Bekijk de video van deze spreekbeurt

Mevrouw Oomen-Ruijten i (CDA):

Voorzitter. Wij behandelen vandaag het thema pensioenen. Ik moet, al is het kort, op enkele zaken ingaan voordat ik op het wetsvoorstel kom. In het voorbije weekeinde zijn veel berichten verschenen over ons pensioen. Wij hebben het SER-rapport ontvangen, het langverwachte antwoord op de adviesaanvraag hoe nu verder moet worden gegaan met de pensioenvoorziening in de tweede pijler. Ik wil geen commentaar geven op dit advies. Politieke partijen zullen er ongetwijfeld op ingaan in de verkiezingsprogramma's die in de maak zijn. De pensioensector heeft een eerste reactie gegeven. Hij concludeert dat, kort samengevat, wij meer op de individuele toer moeten, maar dat daartoe nog veel moet worden uitgezocht.

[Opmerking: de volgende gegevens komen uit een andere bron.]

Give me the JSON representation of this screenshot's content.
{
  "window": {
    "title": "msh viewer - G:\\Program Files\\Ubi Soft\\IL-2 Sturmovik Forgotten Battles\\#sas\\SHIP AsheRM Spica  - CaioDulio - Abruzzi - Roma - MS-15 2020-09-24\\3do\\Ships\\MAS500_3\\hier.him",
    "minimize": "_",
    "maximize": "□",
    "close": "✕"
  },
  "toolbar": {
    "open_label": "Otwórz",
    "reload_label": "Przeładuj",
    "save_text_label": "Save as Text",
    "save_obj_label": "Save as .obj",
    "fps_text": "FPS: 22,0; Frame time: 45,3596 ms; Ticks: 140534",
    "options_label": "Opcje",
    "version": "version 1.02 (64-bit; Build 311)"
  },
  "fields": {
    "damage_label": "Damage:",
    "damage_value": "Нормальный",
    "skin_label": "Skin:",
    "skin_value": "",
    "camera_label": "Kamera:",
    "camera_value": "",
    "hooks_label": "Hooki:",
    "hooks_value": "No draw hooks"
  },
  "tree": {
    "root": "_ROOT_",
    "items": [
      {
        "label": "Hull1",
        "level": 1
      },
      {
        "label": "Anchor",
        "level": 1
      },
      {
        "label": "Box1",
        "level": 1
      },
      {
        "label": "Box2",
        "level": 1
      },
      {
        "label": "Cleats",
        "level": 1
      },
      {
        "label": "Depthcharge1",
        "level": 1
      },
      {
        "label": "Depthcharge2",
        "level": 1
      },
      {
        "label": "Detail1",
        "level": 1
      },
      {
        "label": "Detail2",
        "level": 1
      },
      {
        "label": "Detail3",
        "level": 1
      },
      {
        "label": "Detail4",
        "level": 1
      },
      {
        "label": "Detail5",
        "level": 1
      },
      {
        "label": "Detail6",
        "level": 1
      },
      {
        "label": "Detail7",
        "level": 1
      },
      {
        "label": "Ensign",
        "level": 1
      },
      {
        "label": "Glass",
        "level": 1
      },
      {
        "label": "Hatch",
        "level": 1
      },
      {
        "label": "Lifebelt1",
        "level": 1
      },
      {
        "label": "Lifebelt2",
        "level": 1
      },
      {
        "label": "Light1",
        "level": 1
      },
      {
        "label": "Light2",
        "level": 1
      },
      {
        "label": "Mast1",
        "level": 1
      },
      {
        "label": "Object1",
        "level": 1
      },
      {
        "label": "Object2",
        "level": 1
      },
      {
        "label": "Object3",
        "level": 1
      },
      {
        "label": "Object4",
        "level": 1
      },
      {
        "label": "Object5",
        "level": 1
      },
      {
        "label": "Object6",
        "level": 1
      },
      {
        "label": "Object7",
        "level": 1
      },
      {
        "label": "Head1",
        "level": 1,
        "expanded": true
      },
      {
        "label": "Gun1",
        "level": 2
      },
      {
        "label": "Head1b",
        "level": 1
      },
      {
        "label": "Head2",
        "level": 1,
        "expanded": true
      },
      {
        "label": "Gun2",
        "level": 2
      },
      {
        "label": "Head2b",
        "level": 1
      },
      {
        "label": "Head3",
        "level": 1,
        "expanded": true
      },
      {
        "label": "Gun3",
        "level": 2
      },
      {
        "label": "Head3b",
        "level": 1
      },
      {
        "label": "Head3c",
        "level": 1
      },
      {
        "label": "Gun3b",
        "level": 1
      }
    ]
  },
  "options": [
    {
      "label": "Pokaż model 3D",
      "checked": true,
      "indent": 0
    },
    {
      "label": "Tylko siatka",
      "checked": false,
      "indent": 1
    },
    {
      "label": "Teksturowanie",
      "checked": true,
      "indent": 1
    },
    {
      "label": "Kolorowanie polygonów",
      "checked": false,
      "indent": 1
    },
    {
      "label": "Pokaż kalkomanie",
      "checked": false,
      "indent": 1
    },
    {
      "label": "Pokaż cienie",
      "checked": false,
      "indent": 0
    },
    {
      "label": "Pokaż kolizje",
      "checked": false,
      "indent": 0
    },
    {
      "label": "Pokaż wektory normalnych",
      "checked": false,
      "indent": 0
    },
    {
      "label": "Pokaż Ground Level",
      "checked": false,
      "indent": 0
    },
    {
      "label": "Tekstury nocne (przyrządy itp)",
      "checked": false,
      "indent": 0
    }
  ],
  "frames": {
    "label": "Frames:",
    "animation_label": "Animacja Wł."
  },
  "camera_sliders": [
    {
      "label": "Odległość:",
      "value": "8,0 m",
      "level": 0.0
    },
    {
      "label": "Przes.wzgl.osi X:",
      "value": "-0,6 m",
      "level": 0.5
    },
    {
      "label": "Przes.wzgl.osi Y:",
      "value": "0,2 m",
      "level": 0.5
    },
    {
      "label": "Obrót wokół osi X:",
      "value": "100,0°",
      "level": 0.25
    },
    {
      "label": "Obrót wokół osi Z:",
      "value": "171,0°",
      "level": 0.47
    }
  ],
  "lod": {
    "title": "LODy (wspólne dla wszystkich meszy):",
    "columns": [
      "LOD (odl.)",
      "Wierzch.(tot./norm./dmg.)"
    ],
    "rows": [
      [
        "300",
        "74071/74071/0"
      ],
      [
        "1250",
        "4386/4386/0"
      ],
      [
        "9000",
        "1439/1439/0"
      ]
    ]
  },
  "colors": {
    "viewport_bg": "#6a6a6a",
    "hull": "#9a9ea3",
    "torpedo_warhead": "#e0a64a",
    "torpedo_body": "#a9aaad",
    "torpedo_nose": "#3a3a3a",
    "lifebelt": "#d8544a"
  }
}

De transitie blijft een probleem. Dat wisten wij een jaar geleden ook al. Het overgaan op een individueel systeem kost heel veel geld. Hoeveel zal dat zijn en wie gaat, zal en kan dat betalen als wij de opgebouwde rechten van eenieder willen respecteren?

Wat in elk geval voor de CDA-fractie van belang is, is hoe wij de solidariteit en de collectiviteit verankeren. Er is overigens genoeg tijd voor het nader uitzoeken — de conclusie van de SER — want pas dit najaar is een reactie te verwachten van het kabinet over het toekomstige stelsel. De invoering daarvan is weggeschoven en een nieuw stelsel zal in de nieuwe kabinetsperiode vorm moeten krijgen. Ik zeg dat niet zonder cynisme. Dit kabinet heeft wel de reuring veroorzaakt door de introductie van het nieuw financieel toetsingskader waarmee men op dat moment langetermijnzekerheid wilde kopen, maar geeft vooralsnog geen antwoord op de vraag wanneer de effecten van dat nftk met de gekozen rentetermijnstructuur tot onrust en mogelijke kortingen gaan leiden. Dit zullen grotere kortingen zijn dan de staatssecretaris nu voorspelt. Op het moment dat gepensioneerden, maar ook deelnemers aan fondsen, jarenlang niet geïndexeerd worden en hen ook het kortingsverhaal boven het hoofd hangt, ontstaat er grote onrust in de samenleving. Daarom worden meer dan ooit duidelijke en heldere lijnen naar de toekomst van de regering gevraagd. Nu dat in het tegendeel verkeert, willen de mensen die toekomst wel beter vormgegeven hebben.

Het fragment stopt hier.